Ihre Medikamente seien nämlich zu niedrig dosiert gewesen.

Erfolgversprechende Thrombolyse-Therapie

Bisher wurden lediglich knapp 300 Patienten mit einem Augeninfarkt über Fallserien mit der Thrombolyse-Therapie behandelt. Mit dem Ergebnis, dass „nur“ noch 75 Prozent der Betroffenen anstelle von 90 Prozent nach dem Augeninfarkt blind geblieben sind.

Allerdings ist der Therapieerfolg nur eingeschränkt gültig, da es keine Kontrollgruppen gab. Darüber hinaus ist das verwendete Medikament nicht unproblematisch, da es Hirnblutungen auslösen kann.

Teilnehmer für Studie gesucht

„Ich glaube an die Wirksamkeit der Therapie“, sagt Poli. Über seine randomisierte Placebo-kontrollierte Studie „Revision“ (http://www.revision-trial.de), eine Kollaboration zwischen Augenärzten und Neurologen, will er sie nun beweisen, um sie anerkennen zu lassen.

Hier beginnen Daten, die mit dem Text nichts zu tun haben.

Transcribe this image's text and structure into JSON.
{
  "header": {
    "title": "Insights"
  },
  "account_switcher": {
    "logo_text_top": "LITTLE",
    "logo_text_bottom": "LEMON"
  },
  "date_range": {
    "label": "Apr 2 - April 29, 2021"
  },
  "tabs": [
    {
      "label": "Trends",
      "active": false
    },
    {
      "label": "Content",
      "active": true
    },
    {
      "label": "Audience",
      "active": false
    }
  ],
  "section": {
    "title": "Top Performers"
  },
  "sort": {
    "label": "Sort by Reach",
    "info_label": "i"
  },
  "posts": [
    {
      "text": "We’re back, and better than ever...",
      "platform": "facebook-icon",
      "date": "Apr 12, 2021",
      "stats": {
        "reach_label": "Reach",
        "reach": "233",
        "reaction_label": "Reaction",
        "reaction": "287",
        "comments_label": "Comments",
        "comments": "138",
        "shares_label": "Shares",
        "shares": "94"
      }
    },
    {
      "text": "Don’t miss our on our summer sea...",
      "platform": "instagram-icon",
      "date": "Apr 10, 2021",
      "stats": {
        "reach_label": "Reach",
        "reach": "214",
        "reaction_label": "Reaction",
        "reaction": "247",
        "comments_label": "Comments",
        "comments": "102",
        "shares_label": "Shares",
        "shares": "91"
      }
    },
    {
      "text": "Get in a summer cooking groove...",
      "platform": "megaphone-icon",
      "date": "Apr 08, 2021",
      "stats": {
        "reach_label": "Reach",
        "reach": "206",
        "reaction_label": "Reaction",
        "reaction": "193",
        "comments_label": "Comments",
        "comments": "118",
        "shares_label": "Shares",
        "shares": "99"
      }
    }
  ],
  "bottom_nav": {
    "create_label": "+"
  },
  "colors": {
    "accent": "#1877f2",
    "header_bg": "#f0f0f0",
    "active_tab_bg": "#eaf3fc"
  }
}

Aber dafür braucht er deutlich mehr Teilnehmer. „Das ist ohne das Wissen darüber, dass es ein Notfall ist, nicht möglich“, sagt der Wissenschaftler. „Denn die Behandlung im Rahmen der Studie muss innerhalb von 4,5 Stunden nach Sehverlust erfolgen.“ Bisher sind es 35, 120 sollten es jedoch sein, um weitermachen zu können, Ziel sind 422 Studienteilnehmer. Teilnehmende Zentren sind neben Tübingen auch Ulm und das Klinikum Stuttgart.

Das Bundesministerium für Bildung und Forschung fördert die Studie mit 4,2 Millionen Euro.